Dataset 1:

Name of the Corpus:    saved_Adrien_News_Articles_56M

Curator:               Adrien Dubois
Num of Chars:          56,550,653 
Corpus Size:           89 MB      [note that UTF8 encoded chars are multi-byte]
Num of Articles:       15,966


Information on the file structure:

Each article is its own .txt file with the following naming convention:
athlete_news_i.txt where "i" is the index of that file in the subfolder.

In total there are: 15962 articles included in the subfolder.

Information about the CommonCrawl Dataset:

All of these articles were taken from Huggingface's "cc_news" dataset, which as far
as I understand was originally created by Meta AI for the fasttext project. The
"cc_news" dataset is a cleaned-up version of the giant "Common Crawl" dataset run by
the CommonCrawl foundation.

Also note that articles in the "cc_news" dataset are only from 2017 and 2018.

The CommonCrawl dataset seems to be free use, as they quote on their website's
landing page: "Common Crawl maintains a free, open repository of web crawl data that
can be used by anyone" (https://commoncrawl.org/). The terms of use are located on
this webpage if you would like to read them: https://commoncrawl.org/terms-of-use.

I have seen on other sources online that this is a Creative Commons CC-BY 4.0
license, but I found no mention of such on CommonCrawl actual website. However, as
long as you attribute credit to the dataset to the CommonCrawl foundation I think you
should be fully allowed to use all of the data (as far as I understand the
CommonCrawl foundation would handle IP rights violations (ie. news publishers not
wanting their articles in the dataset) themselves).

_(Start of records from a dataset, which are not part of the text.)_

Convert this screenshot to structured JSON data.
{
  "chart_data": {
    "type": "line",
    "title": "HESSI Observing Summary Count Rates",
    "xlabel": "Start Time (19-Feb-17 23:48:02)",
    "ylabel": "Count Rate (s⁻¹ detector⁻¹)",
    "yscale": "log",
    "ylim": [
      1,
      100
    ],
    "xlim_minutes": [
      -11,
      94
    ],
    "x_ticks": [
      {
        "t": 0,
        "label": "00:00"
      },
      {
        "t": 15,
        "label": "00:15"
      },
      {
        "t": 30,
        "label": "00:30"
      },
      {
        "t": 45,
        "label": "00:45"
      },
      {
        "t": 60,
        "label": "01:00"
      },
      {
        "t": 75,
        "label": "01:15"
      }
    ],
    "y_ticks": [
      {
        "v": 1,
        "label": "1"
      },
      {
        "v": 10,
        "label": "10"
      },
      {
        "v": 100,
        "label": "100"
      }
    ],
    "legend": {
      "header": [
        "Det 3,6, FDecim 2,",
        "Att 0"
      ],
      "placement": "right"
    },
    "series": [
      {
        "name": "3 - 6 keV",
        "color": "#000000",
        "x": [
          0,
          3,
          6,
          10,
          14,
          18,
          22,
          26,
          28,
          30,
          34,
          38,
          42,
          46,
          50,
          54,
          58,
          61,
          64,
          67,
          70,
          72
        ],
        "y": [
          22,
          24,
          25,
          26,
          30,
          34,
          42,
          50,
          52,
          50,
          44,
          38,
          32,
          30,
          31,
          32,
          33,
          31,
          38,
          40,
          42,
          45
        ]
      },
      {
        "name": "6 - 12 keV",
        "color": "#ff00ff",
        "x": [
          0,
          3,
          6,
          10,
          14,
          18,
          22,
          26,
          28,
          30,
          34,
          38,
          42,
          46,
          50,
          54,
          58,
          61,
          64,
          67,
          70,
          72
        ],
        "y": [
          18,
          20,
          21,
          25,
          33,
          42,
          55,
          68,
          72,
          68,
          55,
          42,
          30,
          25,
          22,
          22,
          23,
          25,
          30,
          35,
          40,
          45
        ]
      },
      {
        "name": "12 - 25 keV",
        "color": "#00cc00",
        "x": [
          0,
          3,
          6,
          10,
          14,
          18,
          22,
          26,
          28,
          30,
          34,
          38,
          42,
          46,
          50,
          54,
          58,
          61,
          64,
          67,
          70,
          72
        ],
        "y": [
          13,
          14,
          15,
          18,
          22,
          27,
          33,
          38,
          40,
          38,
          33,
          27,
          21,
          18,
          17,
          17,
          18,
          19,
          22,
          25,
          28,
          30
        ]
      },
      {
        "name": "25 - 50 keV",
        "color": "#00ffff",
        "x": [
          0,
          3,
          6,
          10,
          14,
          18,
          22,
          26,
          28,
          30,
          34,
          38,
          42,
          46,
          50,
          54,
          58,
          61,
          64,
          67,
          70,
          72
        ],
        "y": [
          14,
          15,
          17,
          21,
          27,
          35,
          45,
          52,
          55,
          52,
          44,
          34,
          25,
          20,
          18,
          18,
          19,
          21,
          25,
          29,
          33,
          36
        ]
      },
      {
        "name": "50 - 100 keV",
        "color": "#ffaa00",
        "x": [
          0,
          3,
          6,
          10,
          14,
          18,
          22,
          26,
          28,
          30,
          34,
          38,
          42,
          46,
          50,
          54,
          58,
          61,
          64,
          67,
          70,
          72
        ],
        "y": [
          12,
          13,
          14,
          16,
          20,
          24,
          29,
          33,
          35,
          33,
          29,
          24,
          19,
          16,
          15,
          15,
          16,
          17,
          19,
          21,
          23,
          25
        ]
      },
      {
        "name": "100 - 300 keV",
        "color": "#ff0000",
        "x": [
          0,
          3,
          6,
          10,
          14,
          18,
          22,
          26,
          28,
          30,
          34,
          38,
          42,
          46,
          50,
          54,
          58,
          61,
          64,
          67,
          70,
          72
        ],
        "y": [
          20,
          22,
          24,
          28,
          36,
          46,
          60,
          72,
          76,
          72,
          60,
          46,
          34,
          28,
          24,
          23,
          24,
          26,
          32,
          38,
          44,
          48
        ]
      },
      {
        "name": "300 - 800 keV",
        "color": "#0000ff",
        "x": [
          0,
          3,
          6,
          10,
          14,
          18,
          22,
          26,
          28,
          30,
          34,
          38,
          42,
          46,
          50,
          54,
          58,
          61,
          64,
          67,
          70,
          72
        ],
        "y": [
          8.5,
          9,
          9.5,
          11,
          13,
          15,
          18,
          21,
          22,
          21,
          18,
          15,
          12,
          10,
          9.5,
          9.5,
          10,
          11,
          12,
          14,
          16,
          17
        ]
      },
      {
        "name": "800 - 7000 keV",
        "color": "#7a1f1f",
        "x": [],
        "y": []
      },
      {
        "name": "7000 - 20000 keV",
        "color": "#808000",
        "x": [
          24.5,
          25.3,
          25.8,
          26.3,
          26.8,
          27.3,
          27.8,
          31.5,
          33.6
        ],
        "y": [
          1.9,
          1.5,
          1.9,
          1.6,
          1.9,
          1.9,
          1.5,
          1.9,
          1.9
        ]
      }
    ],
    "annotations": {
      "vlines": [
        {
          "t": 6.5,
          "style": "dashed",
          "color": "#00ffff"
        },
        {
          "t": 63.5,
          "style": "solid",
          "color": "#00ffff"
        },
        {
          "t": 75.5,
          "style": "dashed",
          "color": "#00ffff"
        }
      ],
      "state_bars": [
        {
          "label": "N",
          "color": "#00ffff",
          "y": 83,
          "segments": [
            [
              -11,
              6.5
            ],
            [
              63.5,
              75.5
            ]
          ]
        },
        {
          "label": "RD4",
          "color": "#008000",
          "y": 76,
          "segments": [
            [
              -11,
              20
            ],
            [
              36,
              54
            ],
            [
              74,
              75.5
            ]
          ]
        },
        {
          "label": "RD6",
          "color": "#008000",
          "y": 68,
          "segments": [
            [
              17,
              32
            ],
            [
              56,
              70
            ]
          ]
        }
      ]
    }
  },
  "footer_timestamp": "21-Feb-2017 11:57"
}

Information on the filtering I performed:

I filtered the "cc_news" dataset hosted on Huggingface by looking for articles where
one of the following very famous athletes was mentioned at least once. This list was
curated by looking at ESPN's most famous athletes of 2018, while specifically looking
for a group of athletes that would at least span the top 10 most popular sports in
the world. Here is the information on the athlete's included in the dataset:

    Aaron Judge: baseball
    Anthony Joshua: boxing
    Ardie Savea: rugby
    Connor McDavid: ice hockey
    Connor McGregor: mixed martial arts
    Floyd Mayweather: boxing
    Gareth Bale: football
    James Rodriguez: football
    Karch Kiraly: volleyball
    Kevin Durant: basketball
    Lewis Hamilton: Formula 1
    LeBron James: basketball
    Lionel Messi: football
    Lindsey Vonn: alpine skiing
    Ma Long: table tennis
    Magnus Carlsen: chess
    Manny Pacquiao: boxing
    MS Dhoni: cricket
    Nathan MacKinnon: ice hockey
    Neymar Jr: football
    Novak Djokovic: tennis
    Phil Mickelson: golf
    Rohit Sharma: cricket
    Rory McIlroy: golf
    Saina Nehwal: badminton
    Serena Williams: tennis
    Shaun White: snowboarding
    Sidney Crosby: ice hockey
    Sohei Ohtani: baseball
    Stephen Curry: basketball
    Steph Curry: basketball
    Sun Yang: swimming
    Tiger Woods: golf
    Tom Brady: American football
    Virat Kohli: cricket
    Wilfredo Leon: volleyball
    Yuzuru Hanyu: figure skating
    Zhang Jike: table tennis
    Roger Federer: tennis

=================================================================================


Dataset 2:

Name of the Corpus:    saved_articles_dir_12M

Curator:               babyGPT
Num of Chars:          12,723,919
Corpus Size:           18 MB      [note that UTF8 encoded chars are multi-byte]
Num of Articles:       2,760


This corpus was created by running the script 

            run_gatherer.py 

in the Examples directory of babyGPT.  The newspaper sites I used for gathering the
articles are in the list of the URLs in the code for that script when you first 
install the babyGPT module.